Bir an durdu, sonra ekledi:
“Hanım da şaşırıyor… ‘Bizden başka kimse yok ki,’ diyor. Acaba bu yalnızlık korkusu mu doktor bey?”
İçten gelen bu soruya öylece tıbbi bir açıklama vermek yetmezdi. Çünkü bu, sadece bir “rahatsızlık” değil, yılların birikimi, sevginin, özlemin ve alışkanlığın iç dünyadaki yankısıydı.
Şunu söyledim kendisine:
“Bakın, bu duygu sizin için bir zayıflık değil, aslında hayat boyu kurduğunuz sağlam aile bağlarının bir yansımasıdır. Bu ev bir zamanlar ses doluydu, kahkaha doluydu, ayak sesiyle, çatal-kaşık tınısıyla yaşıyordu. Şimdi sessizleştiğinde beyniniz, kalbiniz, o eksik sesi tamamlamak için geçmişi çağırıyor. Bu korku değil, sevgiyle yoğrulmuş bir özlemdir.”

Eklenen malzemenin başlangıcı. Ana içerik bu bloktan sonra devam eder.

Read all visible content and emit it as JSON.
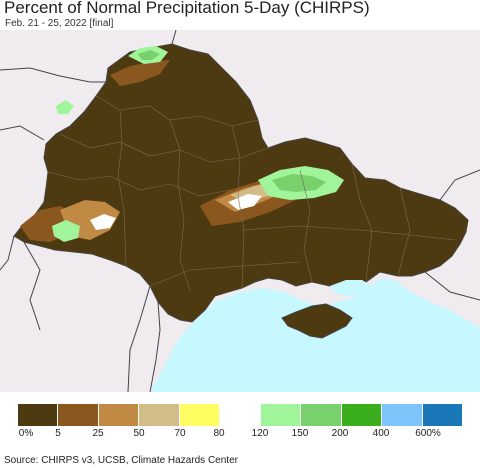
{
  "title": "Percent of Normal Precipitation 5-Day (CHIRPS)",
  "subtitle": "Feb. 21 - 25, 2022 [final]",
  "source": "Source: CHIRPS v3, UCSB, Climate Hazards Center",
  "colors": {
    "land_outside": "#efebef",
    "sea": "#c8f8ff",
    "border": "#444444",
    "oblast_line": "#7a6a55"
  },
  "legend": {
    "colors": [
      "#4e3a11",
      "#8a571e",
      "#c08a45",
      "#d2bd88",
      "#fffe62",
      "#ffffff",
      "#a0f59a",
      "#78d16c",
      "#3aae1d",
      "#7cc4fa",
      "#1a78b8"
    ],
    "labels": [
      "0%",
      "5",
      "25",
      "50",
      "70",
      "80",
      "120",
      "150",
      "200",
      "400",
      "600%"
    ]
  }
}
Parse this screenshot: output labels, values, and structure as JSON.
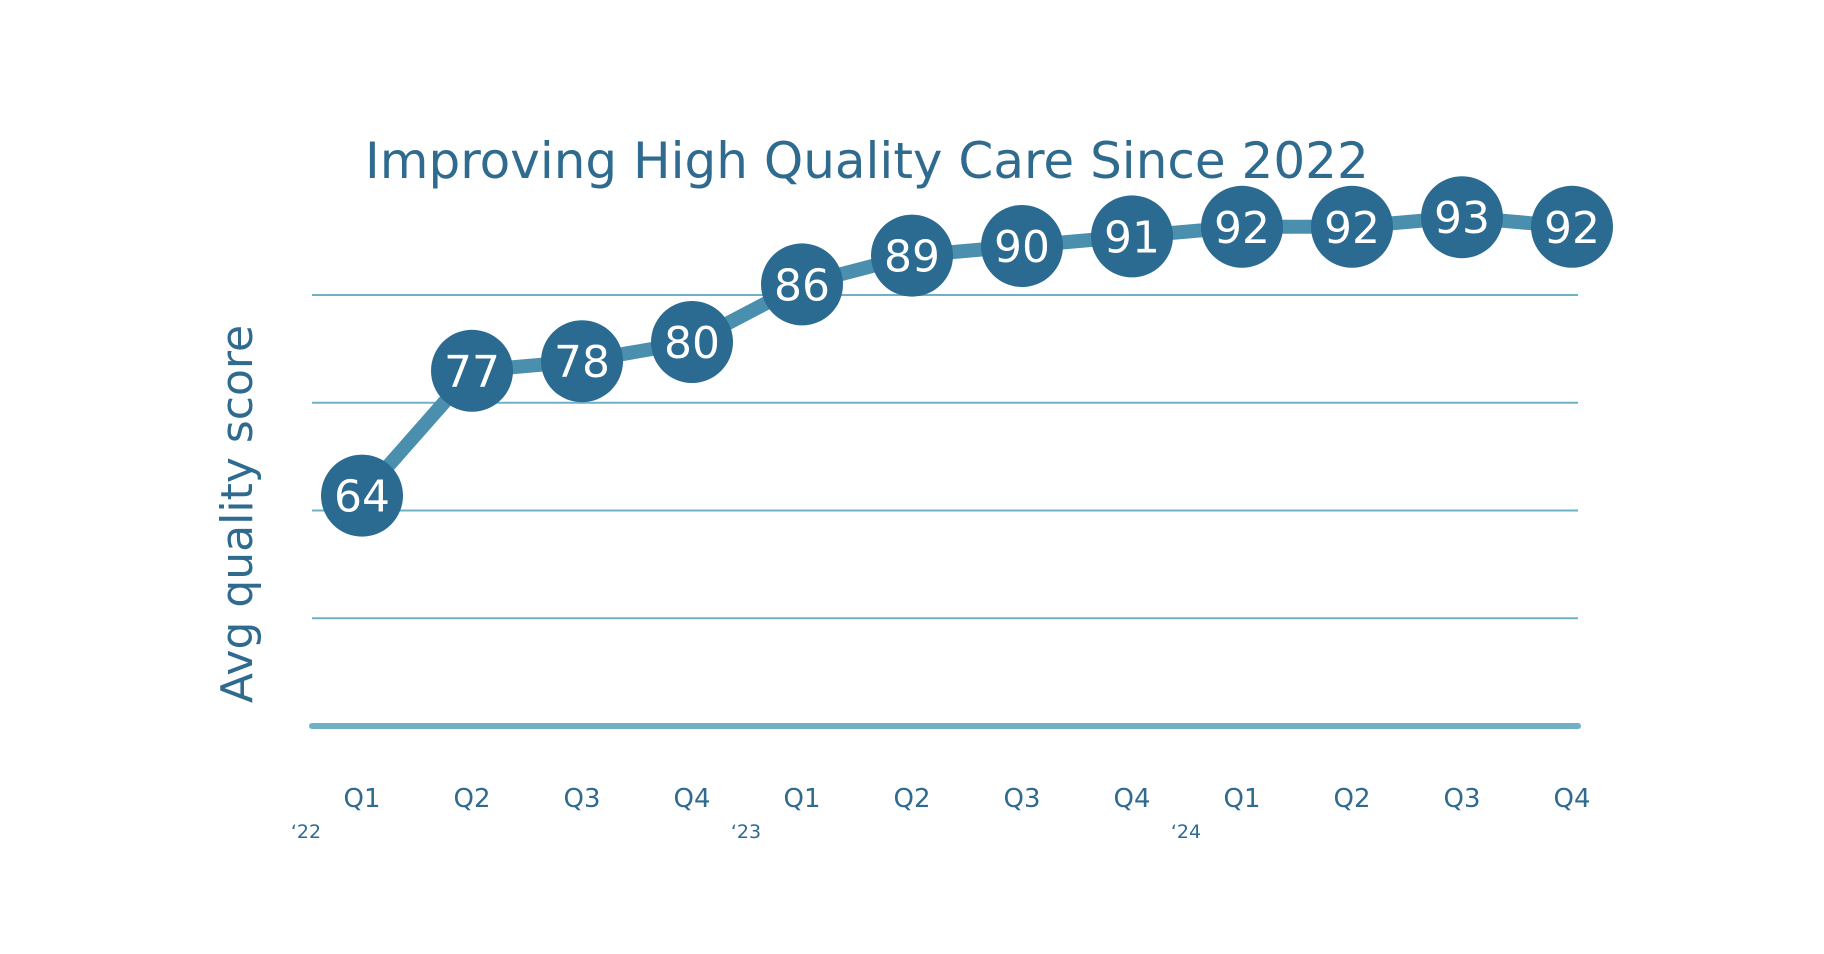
{
  "chart_data": {
    "type": "line",
    "title": "Improving High Quality Care Since 2022",
    "xlabel": "",
    "ylabel": "Avg quality score",
    "categories": [
      "Q1",
      "Q2",
      "Q3",
      "Q4",
      "Q1",
      "Q2",
      "Q3",
      "Q4",
      "Q1",
      "Q2",
      "Q3",
      "Q4"
    ],
    "year_labels": [
      {
        "index": 0,
        "label": "‘22"
      },
      {
        "index": 4,
        "label": "‘23"
      },
      {
        "index": 8,
        "label": "‘24"
      }
    ],
    "series": [
      {
        "values": [
          64,
          77,
          78,
          80,
          86,
          89,
          90,
          91,
          92,
          92,
          93,
          92
        ]
      }
    ],
    "ylim": [
      40,
      100
    ],
    "grid": true,
    "legend": "none",
    "colors": {
      "line": "#4a8fad",
      "marker": "#2b6a91",
      "grid": "#6fb0c7",
      "text": "#2f6a8f",
      "marker_text": "#ffffff"
    }
  }
}
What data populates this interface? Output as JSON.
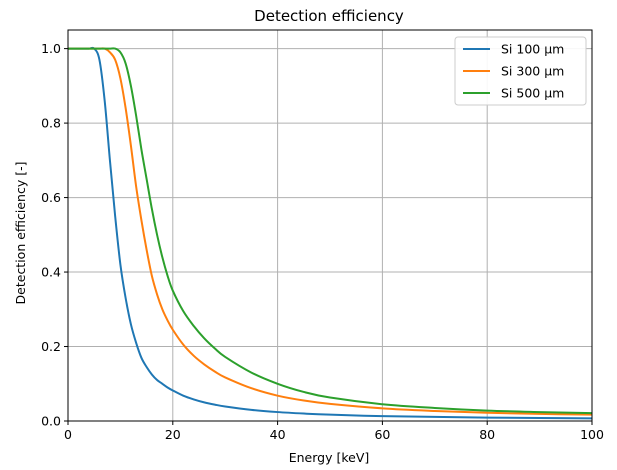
{
  "chart_data": {
    "type": "line",
    "title": "Detection efficiency",
    "xlabel": "Energy [keV]",
    "ylabel": "Detection efficiency [-]",
    "xlim": [
      0,
      100
    ],
    "ylim": [
      0,
      1.05
    ],
    "xticks": [
      0,
      20,
      40,
      60,
      80,
      100
    ],
    "yticks": [
      0.0,
      0.2,
      0.4,
      0.6,
      0.8,
      1.0
    ],
    "xtick_labels": [
      "0",
      "20",
      "40",
      "60",
      "80",
      "100"
    ],
    "ytick_labels": [
      "0.0",
      "0.2",
      "0.4",
      "0.6",
      "0.8",
      "1.0"
    ],
    "grid": true,
    "legend_position": "top-right",
    "x": [
      0,
      2,
      4,
      5,
      6,
      7,
      8,
      9,
      10,
      11,
      12,
      13,
      14,
      15,
      16,
      17,
      18,
      19,
      20,
      22,
      24,
      26,
      28,
      30,
      35,
      40,
      45,
      50,
      60,
      70,
      80,
      90,
      100
    ],
    "series": [
      {
        "name": "Si 100 μm",
        "color": "#1f77b4",
        "values": [
          1.0,
          1.0,
          1.0,
          1.0,
          0.97,
          0.86,
          0.7,
          0.55,
          0.42,
          0.33,
          0.26,
          0.21,
          0.17,
          0.145,
          0.125,
          0.11,
          0.1,
          0.09,
          0.082,
          0.068,
          0.058,
          0.05,
          0.044,
          0.039,
          0.03,
          0.024,
          0.02,
          0.017,
          0.013,
          0.011,
          0.009,
          0.008,
          0.007
        ]
      },
      {
        "name": "Si 300 μm",
        "color": "#ff7f0e",
        "values": [
          1.0,
          1.0,
          1.0,
          1.0,
          1.0,
          1.0,
          0.99,
          0.97,
          0.92,
          0.84,
          0.74,
          0.63,
          0.54,
          0.46,
          0.39,
          0.34,
          0.3,
          0.27,
          0.245,
          0.205,
          0.175,
          0.152,
          0.133,
          0.117,
          0.088,
          0.068,
          0.055,
          0.046,
          0.034,
          0.027,
          0.022,
          0.019,
          0.017
        ]
      },
      {
        "name": "Si 500 μm",
        "color": "#2ca02c",
        "values": [
          1.0,
          1.0,
          1.0,
          1.0,
          1.0,
          1.0,
          1.0,
          1.0,
          0.99,
          0.96,
          0.9,
          0.82,
          0.73,
          0.65,
          0.57,
          0.5,
          0.44,
          0.39,
          0.35,
          0.295,
          0.255,
          0.222,
          0.195,
          0.172,
          0.13,
          0.1,
          0.078,
          0.063,
          0.045,
          0.035,
          0.028,
          0.024,
          0.021
        ]
      }
    ]
  }
}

Bu tür duygular, yaşlılıkla birlikte daha sık görülür. Beyin, yaşanan anıların izlerini taşır. Kalabalığın içinde geçen yıllar, evden ayrılan çocuklar, büyüyüp kendi yuvasını kuran torunlar… Hepsi birer boşluk değil, ruhunuzda canlı kalan gölgeler gibidir.
Zaman zaman bu “dolu yalnızlık” hâli kişiyi bir sorguya iter:
Acaba yalnızlıktan mı korkuyorum?
Yoksa geçmişe olan özlemim mi ağır basıyor?
Gerçek şu ki; yaş aldıkça insan yalnızlıktan çok, anlamın eksilmesinden korkar.
Ve bu anlam, sevdiklerimizle birlikte büyüdüğümüzde, onlar gidince sessizlikte yankılanmaya başlar.
Bu durum bir hastalık belirtisi değildir. Ama bazen derinleştiğinde duygusal yorgunluk, içe çekilme veya hafif depresif hâller yaratabilir. Bu yüzden bu duyguların bastırılması değil, konuşulması, paylaşılması gerekir.
Sevdiğiniz insanları anmak, onları hâlâ yanınızdaymış gibi hissetmek…
Bu sizin yaşama bağlılığınızın bir ifadesidir.
Ama unutmayın: Geçmişi yaşatırken, bugünü de ihmal etmeyin.
Sevgi hâlâ sizdeyse, hayat da sizinledir
Bazen düşünüyorum:
Acaba bu, yalnız kalmanın bir korkusu mu?
Yoksa sadece geçmişin içime kazıdığı bir alışkanlık mı?
Belki de ikisi birden…
Çünkü insan sevdiğini hiç gitmemiş gibi içinde taşır. Yüzünü görmesen de, sesini duymasan da, kalbinin bir köşesi hep onunla doludur. Ve o kalp, zaman zaman o özlemi dışarı sızdırır bir seslenişle, bir iç çekişle.
Ev sessiz olabilir…
Ama benim içimde hâlâ bir bayram sabahı kalabalığı var.
Ve galiba ben bu kalabalığı, yokluklarına rağmen sevmeye devam ediyorum.
"İçinizde taşıdığınız kalabalık, yalnızlığınızın değil, dolu dolu yaşanmış bir ömrün yankısıdır."